Wenn es um Unterhalt und Sorgerecht geht, wird häufig auf beiden Seiten gelogen, dass sich die Balken biegen. Ob deine Frau diesbezüglich pathologisch reagiert, kann bestenfalls ein Gutachter beurteilen.

Schöne Grüße,
Jule

Hallo Jule,

mein Anliegen ist es nur zu wissen ob so etwas eine Krankheit sein kann.
Wie bereits erwähnt könnte ich das nicht in den Verfahren nutzen, denn die Richterin wird mich diesbezüglich gar nicht anhören.
Dafür haben die Geschichten meiner Frau zu sehr gewirkt.
Und der Familiengutachter würde das Einbringen einer möglichen Erkrankung meiner Frau wahrscheinlich als Versuch werten meine Frau herabzusetzen und das hätte wahrscheinlich eher einen negativen Aspekt was die Bewertung meiner Absichten und Erziehungsfähigkeiten angeht.
Ein Gutacher würde mit Sicherheit nicht zugezogen, da man es als billigen Versuch meinerseits werten würde meine Frau schlecht zu machen.

Es geht mir wirklich nur darum zu verstehen, ob es ein solches Krankheitsbild gibt.

Bori

Bei familienrechtlichen Auseinandersetzungen geht es meist nur um zwei Dinge: die eigene Position vor Gericht zu stärken und vergangene Kränkungen durch Schädigung des anderen wieder wettzumachen.

Ich denke, sie versucht zunächst vor Gericht oder vor Sachverständigen das Maximum für sich herauszuholen. Oft glauben diese Menschen dann im Verlauf der gerichtlichen Auseinandersetzung tatsächlich ihre Falschbehauptungen.

Interessant ist auch, dass die Zeugenaussage vor Gericht der unzuverlässigste Beweis überhaupt ist. Viele lügen aus Eigen- oder Fremdinteresse, viele lügen, weil sie bestimmte Dinge anders wahrgenommen haben, als es der Realität entsprochen hat.
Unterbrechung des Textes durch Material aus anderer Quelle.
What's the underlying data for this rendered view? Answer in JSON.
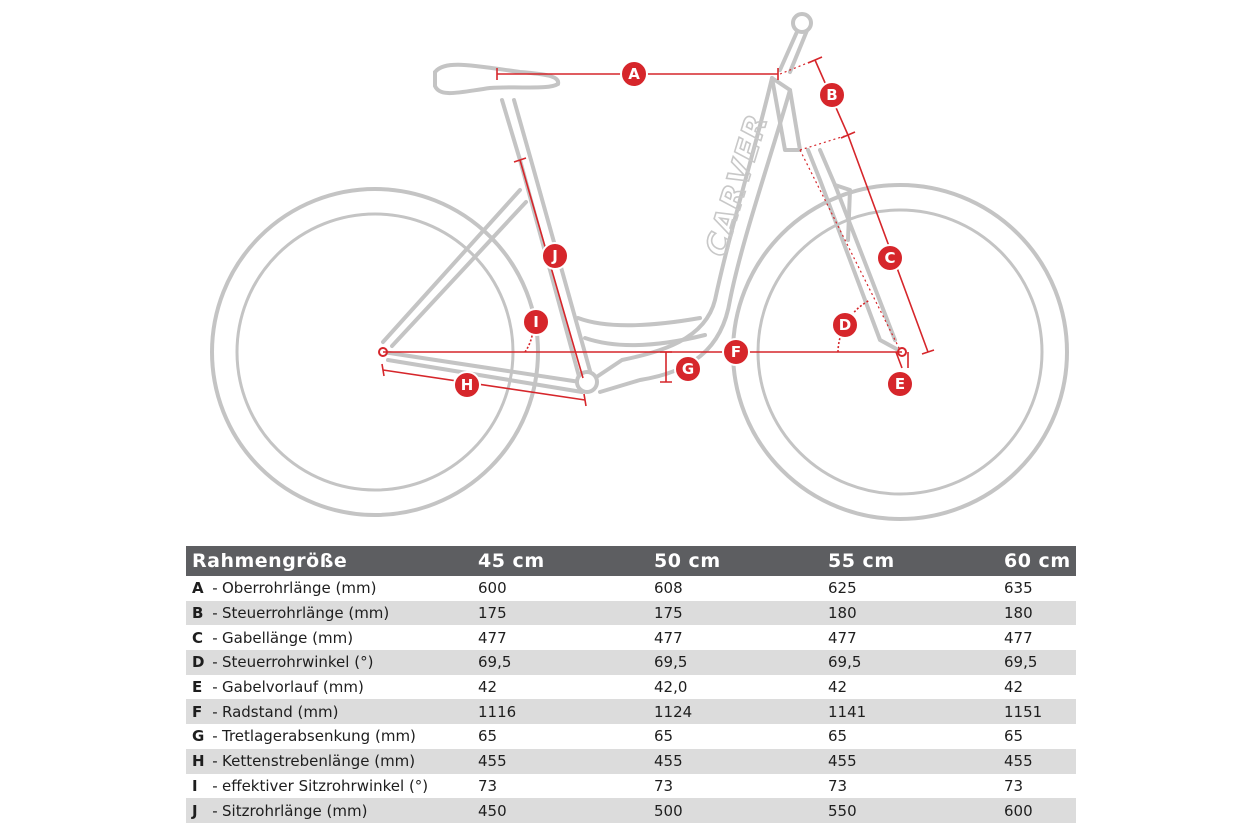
{
  "diagram": {
    "brand": "CARVER",
    "markers": [
      "A",
      "B",
      "C",
      "D",
      "E",
      "F",
      "G",
      "H",
      "I",
      "J"
    ]
  },
  "table": {
    "header": [
      "Rahmengröße",
      "45 cm",
      "50 cm",
      "55 cm",
      "60 cm"
    ],
    "separator": "-",
    "rows": [
      {
        "letter": "A",
        "label": "Oberrohrlänge (mm)",
        "values": [
          "600",
          "608",
          "625",
          "635"
        ]
      },
      {
        "letter": "B",
        "label": "Steuerrohrlänge (mm)",
        "values": [
          "175",
          "175",
          "180",
          "180"
        ]
      },
      {
        "letter": "C",
        "label": "Gabellänge (mm)",
        "values": [
          "477",
          "477",
          "477",
          "477"
        ]
      },
      {
        "letter": "D",
        "label": "Steuerrohrwinkel (°)",
        "values": [
          "69,5",
          "69,5",
          "69,5",
          "69,5"
        ]
      },
      {
        "letter": "E",
        "label": "Gabelvorlauf (mm)",
        "values": [
          "42",
          "42,0",
          "42",
          "42"
        ]
      },
      {
        "letter": "F",
        "label": "Radstand (mm)",
        "values": [
          "1116",
          "1124",
          "1141",
          "1151"
        ]
      },
      {
        "letter": "G",
        "label": "Tretlagerabsenkung (mm)",
        "values": [
          "65",
          "65",
          "65",
          "65"
        ]
      },
      {
        "letter": "H",
        "label": "Kettenstrebenlänge (mm)",
        "values": [
          "455",
          "455",
          "455",
          "455"
        ]
      },
      {
        "letter": "I",
        "label": "effektiver Sitzrohrwinkel (°)",
        "values": [
          "73",
          "73",
          "73",
          "73"
        ]
      },
      {
        "letter": "J",
        "label": "Sitzrohrlänge (mm)",
        "values": [
          "450",
          "500",
          "550",
          "600"
        ]
      }
    ]
  }
}
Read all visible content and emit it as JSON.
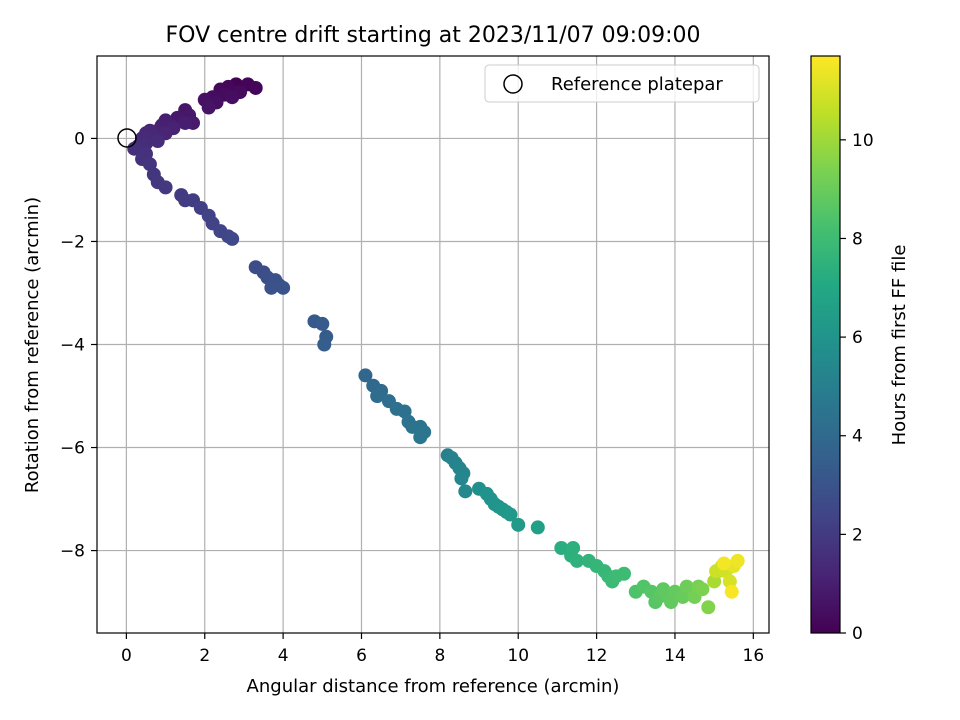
{
  "chart_data": {
    "type": "scatter",
    "title": "FOV centre drift starting at 2023/11/07 09:09:00",
    "xlabel": "Angular distance from reference (arcmin)",
    "ylabel": "Rotation from reference (arcmin)",
    "xlim": [
      -0.75,
      16.4
    ],
    "ylim": [
      -9.6,
      1.6
    ],
    "xticks": [
      "0",
      "2",
      "4",
      "6",
      "8",
      "10",
      "12",
      "14",
      "16"
    ],
    "yticks": [
      "−8",
      "−6",
      "−4",
      "−2",
      "0"
    ],
    "grid": true,
    "legend": {
      "position": "top-right",
      "entries": [
        "Reference platepar"
      ]
    },
    "reference": {
      "x": 0,
      "y": 0,
      "marker": "open-circle"
    },
    "colorbar": {
      "label": "Hours from first FF file",
      "range": [
        0,
        11.7
      ],
      "ticks": [
        "0",
        "2",
        "4",
        "6",
        "8",
        "10"
      ],
      "colormap": "viridis"
    },
    "points": [
      [
        2.8,
        1.05,
        0.05
      ],
      [
        3.1,
        1.05,
        0.1
      ],
      [
        3.3,
        0.98,
        0.15
      ],
      [
        2.6,
        1.0,
        0.2
      ],
      [
        2.4,
        0.95,
        0.25
      ],
      [
        2.9,
        0.9,
        0.3
      ],
      [
        2.5,
        0.85,
        0.35
      ],
      [
        2.2,
        0.8,
        0.4
      ],
      [
        2.7,
        0.8,
        0.45
      ],
      [
        2.3,
        0.7,
        0.5
      ],
      [
        2.0,
        0.75,
        0.55
      ],
      [
        2.1,
        0.6,
        0.6
      ],
      [
        1.5,
        0.55,
        0.7
      ],
      [
        1.6,
        0.45,
        0.75
      ],
      [
        1.3,
        0.4,
        0.8
      ],
      [
        1.7,
        0.3,
        0.85
      ],
      [
        1.1,
        0.3,
        0.9
      ],
      [
        1.5,
        0.3,
        0.95
      ],
      [
        1.0,
        0.35,
        1.0
      ],
      [
        0.9,
        0.25,
        1.05
      ],
      [
        1.2,
        0.2,
        1.1
      ],
      [
        0.8,
        0.15,
        1.15
      ],
      [
        1.0,
        0.1,
        1.2
      ],
      [
        0.6,
        0.15,
        1.25
      ],
      [
        0.7,
        0.05,
        1.3
      ],
      [
        0.5,
        0.1,
        1.35
      ],
      [
        0.4,
        0.0,
        1.4
      ],
      [
        0.8,
        -0.05,
        1.45
      ],
      [
        0.5,
        -0.1,
        1.5
      ],
      [
        0.3,
        -0.15,
        1.55
      ],
      [
        0.2,
        -0.2,
        1.6
      ],
      [
        0.5,
        -0.3,
        1.65
      ],
      [
        0.4,
        -0.4,
        1.7
      ],
      [
        0.6,
        -0.5,
        1.75
      ],
      [
        0.7,
        -0.7,
        1.8
      ],
      [
        0.8,
        -0.85,
        1.85
      ],
      [
        1.0,
        -0.95,
        1.9
      ],
      [
        1.4,
        -1.1,
        2.0
      ],
      [
        1.5,
        -1.2,
        2.05
      ],
      [
        1.7,
        -1.2,
        2.1
      ],
      [
        1.9,
        -1.35,
        2.2
      ],
      [
        2.1,
        -1.5,
        2.25
      ],
      [
        2.2,
        -1.65,
        2.3
      ],
      [
        2.4,
        -1.8,
        2.4
      ],
      [
        2.6,
        -1.9,
        2.45
      ],
      [
        2.7,
        -1.95,
        2.5
      ],
      [
        3.3,
        -2.5,
        2.7
      ],
      [
        3.5,
        -2.6,
        2.75
      ],
      [
        3.6,
        -2.7,
        2.8
      ],
      [
        3.8,
        -2.75,
        2.85
      ],
      [
        3.9,
        -2.85,
        2.9
      ],
      [
        3.7,
        -2.9,
        2.95
      ],
      [
        4.0,
        -2.9,
        3.0
      ],
      [
        4.8,
        -3.55,
        3.3
      ],
      [
        5.0,
        -3.6,
        3.35
      ],
      [
        5.1,
        -3.85,
        3.4
      ],
      [
        5.05,
        -4.0,
        3.45
      ],
      [
        6.1,
        -4.6,
        3.9
      ],
      [
        6.3,
        -4.8,
        4.0
      ],
      [
        6.5,
        -4.9,
        4.05
      ],
      [
        6.4,
        -5.0,
        4.1
      ],
      [
        6.7,
        -5.1,
        4.2
      ],
      [
        6.9,
        -5.25,
        4.3
      ],
      [
        7.1,
        -5.3,
        4.35
      ],
      [
        7.2,
        -5.5,
        4.4
      ],
      [
        7.3,
        -5.6,
        4.45
      ],
      [
        7.5,
        -5.6,
        4.5
      ],
      [
        7.6,
        -5.7,
        4.55
      ],
      [
        7.5,
        -5.8,
        4.6
      ],
      [
        8.2,
        -6.15,
        5.1
      ],
      [
        8.3,
        -6.2,
        5.15
      ],
      [
        8.4,
        -6.3,
        5.2
      ],
      [
        8.5,
        -6.4,
        5.25
      ],
      [
        8.6,
        -6.5,
        5.3
      ],
      [
        8.55,
        -6.6,
        5.35
      ],
      [
        8.65,
        -6.85,
        5.45
      ],
      [
        9.0,
        -6.8,
        5.8
      ],
      [
        9.2,
        -6.9,
        5.9
      ],
      [
        9.3,
        -7.0,
        5.95
      ],
      [
        9.4,
        -7.1,
        6.0
      ],
      [
        9.5,
        -7.15,
        6.05
      ],
      [
        9.6,
        -7.2,
        6.1
      ],
      [
        9.7,
        -7.25,
        6.15
      ],
      [
        9.8,
        -7.3,
        6.2
      ],
      [
        10.0,
        -7.5,
        6.3
      ],
      [
        10.5,
        -7.55,
        6.6
      ],
      [
        11.1,
        -7.95,
        7.3
      ],
      [
        11.4,
        -7.95,
        7.4
      ],
      [
        11.35,
        -8.1,
        7.45
      ],
      [
        11.5,
        -8.2,
        7.5
      ],
      [
        11.8,
        -8.2,
        7.6
      ],
      [
        12.0,
        -8.3,
        7.7
      ],
      [
        12.2,
        -8.4,
        7.75
      ],
      [
        12.3,
        -8.5,
        7.8
      ],
      [
        12.4,
        -8.6,
        7.9
      ],
      [
        12.5,
        -8.5,
        7.95
      ],
      [
        12.7,
        -8.45,
        8.0
      ],
      [
        13.0,
        -8.8,
        8.4
      ],
      [
        13.2,
        -8.7,
        8.5
      ],
      [
        13.4,
        -8.8,
        8.55
      ],
      [
        13.5,
        -9.0,
        8.6
      ],
      [
        13.6,
        -8.9,
        8.7
      ],
      [
        13.7,
        -8.75,
        8.75
      ],
      [
        13.8,
        -8.85,
        8.8
      ],
      [
        13.9,
        -9.0,
        8.85
      ],
      [
        14.0,
        -8.8,
        8.9
      ],
      [
        14.2,
        -8.9,
        9.0
      ],
      [
        14.3,
        -8.7,
        9.1
      ],
      [
        14.5,
        -8.9,
        9.2
      ],
      [
        14.6,
        -8.7,
        9.3
      ],
      [
        14.7,
        -8.75,
        9.4
      ],
      [
        14.85,
        -9.1,
        9.5
      ],
      [
        15.0,
        -8.6,
        10.2
      ],
      [
        15.1,
        -8.4,
        10.4
      ],
      [
        15.2,
        -8.3,
        10.6
      ],
      [
        15.05,
        -8.4,
        10.8
      ],
      [
        15.3,
        -8.4,
        10.9
      ],
      [
        15.4,
        -8.6,
        11.0
      ],
      [
        15.5,
        -8.3,
        11.2
      ],
      [
        15.6,
        -8.2,
        11.4
      ],
      [
        15.25,
        -8.25,
        11.5
      ],
      [
        15.45,
        -8.8,
        11.6
      ]
    ]
  }
}
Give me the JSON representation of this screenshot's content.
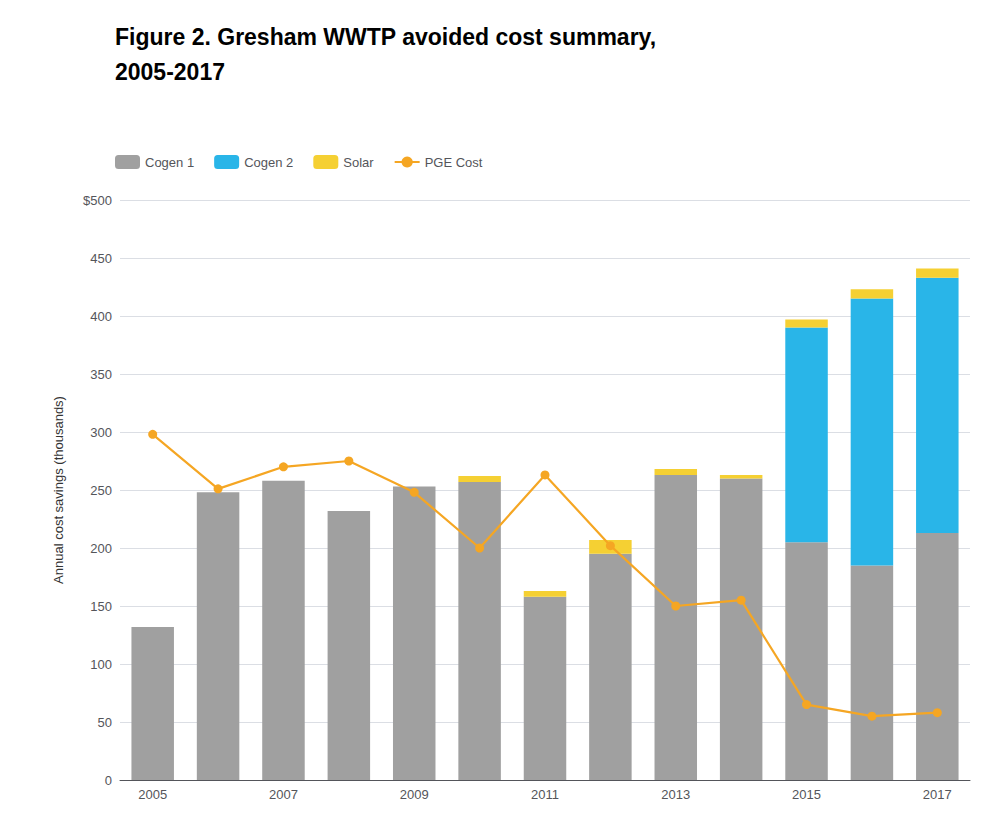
{
  "chart_data": {
    "type": "bar",
    "title": "Figure 2. Gresham WWTP avoided cost summary,",
    "subtitle": "2005-2017",
    "ylabel": "Annual cost savings (thousands)",
    "categories": [
      "2005",
      null,
      "2007",
      null,
      "2009",
      null,
      "2011",
      null,
      "2013",
      null,
      "2015",
      null,
      "2017"
    ],
    "series": [
      {
        "name": "Cogen 1",
        "type": "bar",
        "color": "#a0a0a0",
        "values": [
          132,
          248,
          258,
          232,
          253,
          257,
          158,
          195,
          263,
          260,
          205,
          185,
          213
        ]
      },
      {
        "name": "Cogen 2",
        "type": "bar",
        "color": "#29b5e8",
        "values": [
          0,
          0,
          0,
          0,
          0,
          0,
          0,
          0,
          0,
          0,
          185,
          230,
          220
        ]
      },
      {
        "name": "Solar",
        "type": "bar",
        "color": "#f5d033",
        "values": [
          0,
          0,
          0,
          0,
          0,
          5,
          5,
          12,
          5,
          3,
          7,
          8,
          8
        ]
      },
      {
        "name": "PGE Cost",
        "type": "line",
        "marker": "circle",
        "color": "#f5a623",
        "values": [
          298,
          251,
          270,
          275,
          248,
          200,
          263,
          202,
          150,
          155,
          65,
          55,
          58
        ]
      }
    ],
    "stacked": true,
    "ylim": [
      0,
      500
    ],
    "yticks": [
      0,
      50,
      100,
      150,
      200,
      250,
      300,
      350,
      400,
      450,
      {
        "value": 500,
        "label": "$500"
      }
    ],
    "grid": true,
    "legend": "upper left"
  }
}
Möglicherweise lügt sich auch, um dich zu schädigen. Dem könnte eine massive Kränkung vorausgegangen sein, z. B. dass sie von dir verlassen wurde, betrogen wurde, dass sie denkt, in eurer Ehe den Kürzeren gezogen zu haben, etc.

Hallo Frau Weber,

danke für den Beitrag.
Ich habe bisher auch geglaubt, das meine Frau diese Behauptungen aus Gründen einer irgendwie begründeten Rache oder Verletzung getätigt hat.
Aber seit dem gestrigen Vorfall bin ich überzeugt, dass sie das wirklich glaubt was sie behauptet.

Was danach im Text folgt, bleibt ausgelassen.